The 2014 Focus Electric’s sticker price will start at $35,200, down $4,000 compared to the base price of the 2013 model. The base price including shipping will be $35,995.
Ford spokeswoman Amanda Zusman said the price change will keep the company “competitive in the marketplace and is an important part of our commitment to provide customers with a range of electrified vehicles to choose from.”
Some buyers also qualify for a $7,500 credit on federal income taxes, while certain states like California have separate incentives for purchasing electric vehicles.

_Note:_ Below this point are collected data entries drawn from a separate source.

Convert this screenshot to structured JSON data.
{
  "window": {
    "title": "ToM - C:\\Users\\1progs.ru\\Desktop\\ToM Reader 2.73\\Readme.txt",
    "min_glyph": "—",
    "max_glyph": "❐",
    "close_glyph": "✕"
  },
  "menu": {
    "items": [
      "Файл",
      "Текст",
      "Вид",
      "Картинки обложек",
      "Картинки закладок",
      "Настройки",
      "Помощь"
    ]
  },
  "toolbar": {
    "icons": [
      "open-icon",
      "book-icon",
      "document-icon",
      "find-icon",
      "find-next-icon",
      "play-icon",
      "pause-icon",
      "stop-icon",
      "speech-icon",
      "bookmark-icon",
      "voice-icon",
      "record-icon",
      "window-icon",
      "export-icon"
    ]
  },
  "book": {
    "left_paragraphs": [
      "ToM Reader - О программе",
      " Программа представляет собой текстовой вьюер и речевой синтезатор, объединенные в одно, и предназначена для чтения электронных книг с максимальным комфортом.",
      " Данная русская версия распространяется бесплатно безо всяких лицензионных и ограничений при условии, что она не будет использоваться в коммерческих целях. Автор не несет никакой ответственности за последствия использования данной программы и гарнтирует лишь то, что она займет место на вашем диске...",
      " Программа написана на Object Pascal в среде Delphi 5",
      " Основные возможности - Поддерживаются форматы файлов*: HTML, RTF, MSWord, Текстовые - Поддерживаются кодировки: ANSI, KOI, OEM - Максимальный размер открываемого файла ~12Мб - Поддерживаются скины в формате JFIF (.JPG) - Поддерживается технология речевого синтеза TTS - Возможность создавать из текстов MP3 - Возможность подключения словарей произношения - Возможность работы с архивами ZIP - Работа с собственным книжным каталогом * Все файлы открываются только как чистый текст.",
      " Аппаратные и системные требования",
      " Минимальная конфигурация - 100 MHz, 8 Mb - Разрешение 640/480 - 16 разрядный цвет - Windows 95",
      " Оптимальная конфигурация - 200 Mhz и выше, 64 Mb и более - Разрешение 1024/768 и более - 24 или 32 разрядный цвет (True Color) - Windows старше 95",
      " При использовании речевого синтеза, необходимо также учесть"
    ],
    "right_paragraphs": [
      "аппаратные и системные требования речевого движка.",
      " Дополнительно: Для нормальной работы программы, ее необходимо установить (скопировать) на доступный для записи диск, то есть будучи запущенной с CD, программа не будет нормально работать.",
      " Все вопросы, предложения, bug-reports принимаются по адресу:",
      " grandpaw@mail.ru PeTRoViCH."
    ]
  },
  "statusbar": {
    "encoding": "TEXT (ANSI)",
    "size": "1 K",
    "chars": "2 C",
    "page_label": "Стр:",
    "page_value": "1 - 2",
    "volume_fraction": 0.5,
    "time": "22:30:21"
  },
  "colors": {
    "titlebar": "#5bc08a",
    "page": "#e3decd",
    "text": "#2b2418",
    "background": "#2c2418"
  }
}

Other car makers have dropped electric vehicle prices as well, looking to jump-start demand. Nissan recently lowered the base price for its Leaf electric vehicle by $6,400 to bring the starting price to $29,650 including shipping.
General Motors’ (GM) Chevrolet Volt plug-in hybrid got a price reduction of $1,000 in 2011, before Chevrolet began offering incentives of as much as $5,000 last month. The Volt starts at nearly $40,000 before tax credits.
The Department of Energy said last month that according to its estimates, the gas-equivalent cost of an electric car is about $1.14 a gallon. Gasoline prices on Thursday averaged about $3.51 a gallon nationwide, according to AAA.
But more gas efficient vehicles have narrowed the cost-of-ownership gap between traditional vehicles and electric ones, and electric vehicles remain a fraction of the total market.
In its annual 5-Year Cost to Own ranking, Kelley Blue Book named the Volt as the most cost-efficient electric vehicle with an estimated five-year cost of $37,153. Several gas-powered vehicles, including the 2013 Jeep Patriot and Honda Insight, were estimated to cost less.